Knutson suggests additional studies in other parts of the world that use objective measures of sleep to provide better evidence regarding links to cardiovascular and metabolic disorders, such as diabetes.
Overall, however, Knutson did a very good job of surveying the evidence and assessing what is known about links between poor sleep and obesity risks, according to William Kohler, MD, the director of the Florida Sleep Institute in Spring Hill.
"This was an excellent review with potential mechanisms pointed out as to why there is an association between sleep deprivation and obesity and metabolic disorders," Dr. Kohler said.
A chart in Knutson's paper illustrated various ways in which inadequate sleep might contribute to obesity, such as more time available for eating, higher levels of ghrelin and lower levels of leptin, a lower use of brain glucose, higher levels of the stress hormone cortisol, and reduced levels of energy expenditure.
Having more time to eat and imbalances in leptin and ghrelin, for example, could lead to increased food intake while imbalances in brain glucose and nighttime cortisol levels could alter a person's glucose metabolism.
Together, these possible effects, along with others detailed in the paper, could lead to obesity and/or insulin resistance, which can develop into type 2 diabetes.
The higher risk of cardiovascular disease could result from higher blood pressure levels that can occur with the increased activity in the sympathetic nervous system observed in those who don't get enough sleep.
The experimental studies Knutson looked at were limited mostly in terms of how long they ran because of the ethics of depriving people of sleep for too long.
"Although several studies have examined the impact of a night of total sleep deprivation on physiology, the effects are usually temporary because total sleep deprivation cannot be maintained for very long," she wrote.
Although the link between sleep deprivation and obesity was evident in the body of studies, there was not enough research available to determine whether improving a person's sleep could help prevent obesity.
The most important take-away from the review, according to Dr. Kohler, is that the public health and medical communities need to continue to educate the public about the importance of sleep.

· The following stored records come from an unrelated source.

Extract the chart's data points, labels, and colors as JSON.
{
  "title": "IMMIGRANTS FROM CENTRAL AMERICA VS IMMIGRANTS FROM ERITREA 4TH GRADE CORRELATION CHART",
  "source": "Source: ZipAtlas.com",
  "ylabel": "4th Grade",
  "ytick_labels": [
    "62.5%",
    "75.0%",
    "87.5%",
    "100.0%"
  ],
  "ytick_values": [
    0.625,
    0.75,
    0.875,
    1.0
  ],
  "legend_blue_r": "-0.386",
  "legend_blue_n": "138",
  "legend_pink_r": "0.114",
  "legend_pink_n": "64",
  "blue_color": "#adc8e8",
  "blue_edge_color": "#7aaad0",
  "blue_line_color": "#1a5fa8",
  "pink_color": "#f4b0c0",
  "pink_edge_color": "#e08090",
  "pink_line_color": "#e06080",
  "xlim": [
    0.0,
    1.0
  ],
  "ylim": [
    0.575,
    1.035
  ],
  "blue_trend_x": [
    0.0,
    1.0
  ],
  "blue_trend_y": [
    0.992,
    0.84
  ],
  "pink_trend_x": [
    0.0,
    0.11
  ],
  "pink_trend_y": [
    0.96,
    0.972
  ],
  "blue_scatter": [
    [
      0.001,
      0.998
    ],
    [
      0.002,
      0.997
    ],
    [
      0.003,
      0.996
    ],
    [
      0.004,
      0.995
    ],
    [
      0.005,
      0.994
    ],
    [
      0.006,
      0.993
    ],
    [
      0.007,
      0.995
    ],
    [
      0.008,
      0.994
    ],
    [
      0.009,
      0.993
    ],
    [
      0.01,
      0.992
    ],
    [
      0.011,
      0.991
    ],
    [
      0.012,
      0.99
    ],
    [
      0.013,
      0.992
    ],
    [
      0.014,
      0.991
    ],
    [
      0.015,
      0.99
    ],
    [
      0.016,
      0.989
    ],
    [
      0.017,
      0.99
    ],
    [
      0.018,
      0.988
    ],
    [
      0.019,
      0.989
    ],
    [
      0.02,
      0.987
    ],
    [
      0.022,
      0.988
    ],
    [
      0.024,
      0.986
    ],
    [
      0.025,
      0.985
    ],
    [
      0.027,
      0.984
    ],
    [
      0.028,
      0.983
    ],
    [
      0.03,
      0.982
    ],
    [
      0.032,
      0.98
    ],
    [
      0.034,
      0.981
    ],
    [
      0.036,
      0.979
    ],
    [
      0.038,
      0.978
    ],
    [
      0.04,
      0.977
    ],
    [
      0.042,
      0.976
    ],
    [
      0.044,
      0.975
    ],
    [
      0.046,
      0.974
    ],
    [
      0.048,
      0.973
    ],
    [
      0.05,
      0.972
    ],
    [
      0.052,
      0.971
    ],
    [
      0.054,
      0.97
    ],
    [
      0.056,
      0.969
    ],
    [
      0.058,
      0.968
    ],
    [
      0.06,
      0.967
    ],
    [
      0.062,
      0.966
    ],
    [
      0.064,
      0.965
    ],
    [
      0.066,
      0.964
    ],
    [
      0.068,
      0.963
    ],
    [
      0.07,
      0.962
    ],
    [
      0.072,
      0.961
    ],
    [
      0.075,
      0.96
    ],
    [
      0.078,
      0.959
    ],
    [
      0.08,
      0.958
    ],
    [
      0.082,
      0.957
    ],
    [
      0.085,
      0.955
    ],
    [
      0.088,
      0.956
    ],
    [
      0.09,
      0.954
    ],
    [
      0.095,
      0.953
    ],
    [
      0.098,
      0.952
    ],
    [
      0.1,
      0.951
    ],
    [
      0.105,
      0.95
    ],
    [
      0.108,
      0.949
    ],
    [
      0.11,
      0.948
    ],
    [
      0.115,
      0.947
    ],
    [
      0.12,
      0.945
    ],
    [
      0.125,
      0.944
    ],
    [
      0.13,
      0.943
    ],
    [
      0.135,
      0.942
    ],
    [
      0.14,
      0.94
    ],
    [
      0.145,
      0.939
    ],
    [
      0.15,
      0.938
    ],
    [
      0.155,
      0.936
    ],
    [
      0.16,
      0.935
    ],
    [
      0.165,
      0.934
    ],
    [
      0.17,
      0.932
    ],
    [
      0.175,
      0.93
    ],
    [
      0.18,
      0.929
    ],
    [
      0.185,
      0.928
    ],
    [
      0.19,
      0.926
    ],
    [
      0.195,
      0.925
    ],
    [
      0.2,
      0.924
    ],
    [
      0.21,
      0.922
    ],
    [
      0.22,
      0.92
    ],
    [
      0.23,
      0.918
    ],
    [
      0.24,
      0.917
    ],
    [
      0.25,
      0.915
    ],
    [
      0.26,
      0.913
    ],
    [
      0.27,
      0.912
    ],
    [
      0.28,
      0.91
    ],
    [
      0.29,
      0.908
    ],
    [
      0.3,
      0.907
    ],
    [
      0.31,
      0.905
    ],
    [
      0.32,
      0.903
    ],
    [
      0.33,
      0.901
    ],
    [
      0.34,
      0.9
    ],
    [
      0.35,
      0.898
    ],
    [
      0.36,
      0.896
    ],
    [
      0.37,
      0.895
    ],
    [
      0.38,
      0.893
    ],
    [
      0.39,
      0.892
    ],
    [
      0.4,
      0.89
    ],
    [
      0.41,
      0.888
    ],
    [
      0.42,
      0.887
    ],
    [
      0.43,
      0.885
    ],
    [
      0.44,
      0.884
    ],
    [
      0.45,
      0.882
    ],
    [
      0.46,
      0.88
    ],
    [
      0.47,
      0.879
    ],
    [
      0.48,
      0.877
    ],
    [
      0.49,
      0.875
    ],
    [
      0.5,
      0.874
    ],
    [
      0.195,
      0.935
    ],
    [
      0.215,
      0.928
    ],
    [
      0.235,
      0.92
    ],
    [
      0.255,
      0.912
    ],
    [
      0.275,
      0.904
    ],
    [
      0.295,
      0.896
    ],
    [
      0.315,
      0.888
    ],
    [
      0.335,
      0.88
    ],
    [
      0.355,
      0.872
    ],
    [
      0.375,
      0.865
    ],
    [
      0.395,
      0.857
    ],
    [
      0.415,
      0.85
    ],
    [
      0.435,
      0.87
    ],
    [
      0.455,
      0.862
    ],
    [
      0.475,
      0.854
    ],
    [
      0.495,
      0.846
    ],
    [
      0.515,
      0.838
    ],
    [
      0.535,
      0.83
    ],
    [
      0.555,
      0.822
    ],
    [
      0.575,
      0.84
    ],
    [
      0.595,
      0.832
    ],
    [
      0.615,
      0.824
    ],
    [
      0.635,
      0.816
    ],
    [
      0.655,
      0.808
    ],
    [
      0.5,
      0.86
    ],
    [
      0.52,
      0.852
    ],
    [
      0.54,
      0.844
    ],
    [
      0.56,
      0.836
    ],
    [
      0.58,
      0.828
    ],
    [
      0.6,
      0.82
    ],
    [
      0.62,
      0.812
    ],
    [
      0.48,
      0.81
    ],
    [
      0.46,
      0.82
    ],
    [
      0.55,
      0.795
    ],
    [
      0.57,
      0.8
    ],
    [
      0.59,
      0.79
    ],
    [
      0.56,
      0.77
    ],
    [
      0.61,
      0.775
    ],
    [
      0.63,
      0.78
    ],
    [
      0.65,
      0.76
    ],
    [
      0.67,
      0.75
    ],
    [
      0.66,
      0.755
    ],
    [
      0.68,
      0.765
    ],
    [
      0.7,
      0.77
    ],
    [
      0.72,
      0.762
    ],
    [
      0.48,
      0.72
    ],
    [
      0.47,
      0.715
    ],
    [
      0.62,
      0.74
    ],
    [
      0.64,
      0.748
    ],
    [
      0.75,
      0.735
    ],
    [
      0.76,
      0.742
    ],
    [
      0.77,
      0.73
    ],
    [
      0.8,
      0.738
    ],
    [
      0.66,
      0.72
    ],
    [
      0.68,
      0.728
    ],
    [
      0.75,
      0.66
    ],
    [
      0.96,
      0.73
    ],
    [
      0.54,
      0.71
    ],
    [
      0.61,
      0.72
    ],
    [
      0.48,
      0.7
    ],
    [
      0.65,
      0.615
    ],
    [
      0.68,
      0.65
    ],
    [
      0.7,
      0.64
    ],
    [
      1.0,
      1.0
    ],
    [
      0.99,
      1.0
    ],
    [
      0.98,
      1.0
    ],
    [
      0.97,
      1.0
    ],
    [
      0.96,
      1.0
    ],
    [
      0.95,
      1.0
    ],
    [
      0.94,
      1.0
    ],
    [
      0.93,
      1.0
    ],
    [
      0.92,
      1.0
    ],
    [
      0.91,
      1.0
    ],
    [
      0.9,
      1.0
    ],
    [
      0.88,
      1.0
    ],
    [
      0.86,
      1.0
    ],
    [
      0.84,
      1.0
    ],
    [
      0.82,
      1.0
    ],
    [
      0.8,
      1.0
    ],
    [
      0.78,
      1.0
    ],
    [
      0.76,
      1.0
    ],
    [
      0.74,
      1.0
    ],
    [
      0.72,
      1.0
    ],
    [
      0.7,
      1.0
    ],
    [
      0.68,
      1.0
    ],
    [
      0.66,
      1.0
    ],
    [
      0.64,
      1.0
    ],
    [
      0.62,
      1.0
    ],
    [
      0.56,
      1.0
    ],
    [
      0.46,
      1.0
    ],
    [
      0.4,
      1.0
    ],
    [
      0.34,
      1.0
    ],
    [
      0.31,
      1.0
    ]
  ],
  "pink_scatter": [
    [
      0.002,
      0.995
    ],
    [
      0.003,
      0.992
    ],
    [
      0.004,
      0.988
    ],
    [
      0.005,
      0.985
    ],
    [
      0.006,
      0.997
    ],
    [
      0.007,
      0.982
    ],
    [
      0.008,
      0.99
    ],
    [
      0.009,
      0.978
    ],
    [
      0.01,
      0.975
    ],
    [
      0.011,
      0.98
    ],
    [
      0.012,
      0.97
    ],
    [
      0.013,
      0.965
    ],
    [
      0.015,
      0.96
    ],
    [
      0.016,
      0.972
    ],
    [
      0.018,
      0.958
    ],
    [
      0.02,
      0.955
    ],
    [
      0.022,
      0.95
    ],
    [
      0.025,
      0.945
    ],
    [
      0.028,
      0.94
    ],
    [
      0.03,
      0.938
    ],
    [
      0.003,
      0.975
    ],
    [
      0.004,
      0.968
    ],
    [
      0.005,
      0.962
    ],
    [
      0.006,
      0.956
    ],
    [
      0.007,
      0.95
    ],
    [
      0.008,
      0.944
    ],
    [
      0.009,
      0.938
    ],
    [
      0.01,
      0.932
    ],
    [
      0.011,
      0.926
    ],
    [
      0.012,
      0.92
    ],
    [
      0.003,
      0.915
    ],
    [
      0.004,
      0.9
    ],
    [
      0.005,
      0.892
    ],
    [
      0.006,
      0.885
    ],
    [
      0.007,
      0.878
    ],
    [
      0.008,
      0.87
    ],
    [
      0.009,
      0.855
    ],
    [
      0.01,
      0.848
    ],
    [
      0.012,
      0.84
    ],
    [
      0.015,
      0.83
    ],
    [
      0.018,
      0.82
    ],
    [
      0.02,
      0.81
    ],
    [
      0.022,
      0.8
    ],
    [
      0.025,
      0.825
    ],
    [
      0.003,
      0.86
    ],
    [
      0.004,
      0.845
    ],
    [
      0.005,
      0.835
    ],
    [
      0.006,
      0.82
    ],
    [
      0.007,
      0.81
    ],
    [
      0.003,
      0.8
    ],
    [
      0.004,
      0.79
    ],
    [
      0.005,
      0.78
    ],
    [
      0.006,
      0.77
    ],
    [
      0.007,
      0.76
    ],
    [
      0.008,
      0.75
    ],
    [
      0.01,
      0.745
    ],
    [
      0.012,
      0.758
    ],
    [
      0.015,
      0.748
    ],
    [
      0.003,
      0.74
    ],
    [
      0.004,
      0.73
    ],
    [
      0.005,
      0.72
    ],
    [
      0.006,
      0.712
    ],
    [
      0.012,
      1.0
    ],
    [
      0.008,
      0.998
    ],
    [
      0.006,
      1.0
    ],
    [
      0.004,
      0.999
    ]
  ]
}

"For so many years, we've taken sleep for granted and gotten what we could when we could," he said. "But we need to pay more attention to sleep and realize the potential consequences to our lives both physically and emotionally if we do not get adequate sleep."
The research appeared in a special issue on obesity published in the American Journal of Human Biology that includes articles from January through March.
This study was funded by a grant from the National Heart, Lung and Blood Institute of the National Institutes of Health. Knutson stated she had no conflicts of interest.